Ну да, откуда этому крестьянину знать Николая Гавриловича, когда тот году в восемьдесят восьмом, если не ошибаюсь, умер. Видно, это другой Чернышевский. В первые годы века был в Петербурге поэт из ранних символистов, который, рассказывали, в какую-то секту подался. И исчез, растворился в северных лесах.

Но сведения о втором Чернышевском – Александре Максимовиче – у его адепта были скудны. Их целой группой судили в девятьсот четвертом за срыв мобилизации, и с тех пор до Ферапонта Ксенофонтовича только послания апостола новой веры доходили. То с Поволжья, то – году в девятнадцатом – с Кавказских гор. За их-то распространение и угодил Ферапонт Ксенофонтович в лагеря уже в советское время.

Чернышевский в глазах страдальца за его дело давно уже превратился в символ святости, хотя стихи его, попавшиеся как-то на глаза, не произвели на Фелицианова сильного впечатления.
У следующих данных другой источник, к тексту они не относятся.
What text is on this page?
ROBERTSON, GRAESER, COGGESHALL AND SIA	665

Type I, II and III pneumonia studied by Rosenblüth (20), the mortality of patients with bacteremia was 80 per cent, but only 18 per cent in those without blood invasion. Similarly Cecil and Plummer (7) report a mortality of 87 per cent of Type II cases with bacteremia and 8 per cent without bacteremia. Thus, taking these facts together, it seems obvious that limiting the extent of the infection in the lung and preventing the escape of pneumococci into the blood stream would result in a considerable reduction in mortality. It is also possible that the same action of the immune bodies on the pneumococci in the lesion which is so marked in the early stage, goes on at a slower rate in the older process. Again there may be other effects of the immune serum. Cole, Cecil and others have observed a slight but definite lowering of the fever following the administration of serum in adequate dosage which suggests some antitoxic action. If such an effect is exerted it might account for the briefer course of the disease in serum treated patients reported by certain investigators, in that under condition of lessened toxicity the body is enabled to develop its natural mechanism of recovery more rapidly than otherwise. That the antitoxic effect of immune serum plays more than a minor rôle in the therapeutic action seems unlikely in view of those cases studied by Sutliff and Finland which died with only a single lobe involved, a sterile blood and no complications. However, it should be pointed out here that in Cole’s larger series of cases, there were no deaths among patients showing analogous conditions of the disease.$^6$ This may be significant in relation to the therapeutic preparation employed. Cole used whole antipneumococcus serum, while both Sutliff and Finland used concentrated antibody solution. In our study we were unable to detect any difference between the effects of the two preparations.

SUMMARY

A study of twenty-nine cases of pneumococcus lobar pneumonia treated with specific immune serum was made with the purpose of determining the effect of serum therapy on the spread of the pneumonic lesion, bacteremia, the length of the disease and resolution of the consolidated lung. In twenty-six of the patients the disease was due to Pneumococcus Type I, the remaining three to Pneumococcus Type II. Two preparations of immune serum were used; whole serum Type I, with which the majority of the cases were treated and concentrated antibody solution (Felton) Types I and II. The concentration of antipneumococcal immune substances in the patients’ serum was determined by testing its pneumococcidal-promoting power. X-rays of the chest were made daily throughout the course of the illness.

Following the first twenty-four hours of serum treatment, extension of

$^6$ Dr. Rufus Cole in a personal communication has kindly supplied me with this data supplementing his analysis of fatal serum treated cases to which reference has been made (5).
Они только заповедь напомнили: «Не поминай имени Господа Бога своего всуе». Умиление птичками, козликами, елочками, елеем лившиеся из его строк, отдавали свежей влюбленностью в экзотическую идею. Такое случается с неофитами. Теперь этот бывший символист сам стал предметом религиозной легенды, мифа. С его именем, видно было, чернышевцами легче сносилась каторга: очищение от Каинова греха, наросшего на душах людских за тысячелетия. Последние лет семь о вожде секты не было ни слуху ни духу – вероятно, мученическую смерть принял.

Странное дело, но и Георгию Андреевичу благодаря напарнику-страстотерпцу собственные невзгоды стало переносить легче. В конце концов и его грех был в том, что Россия пошла по этому страшному пути. Хотя сам он вообще никакого пути не видел, сколько ни задумывался над будущим в минувшие годы. А тогда все ждали катастрофы и своим ожиданием – почему-то очень азартным, как в толпе зрителей корриды, – только торопили ее. Всюду только и разговоров – Россия гибнет, Россия на краю пропасти. И, сказавши вслух «Россия», русские говоруны как-то умудрились отделить ее от себя самих. Вот Россия погибнет, а я дома останусь, Марфушка самовар принесет, чай буду пить с пряниками. И никому в голову не приходило, что дом-то твой в России стоит. И погибнет вместе с нею. И не будет тебе ни Марфушки, ни чаю с пряниками. Что и произошло. И сам был в числе таких азартных говорунов, вот ведь беда. Беда и вина.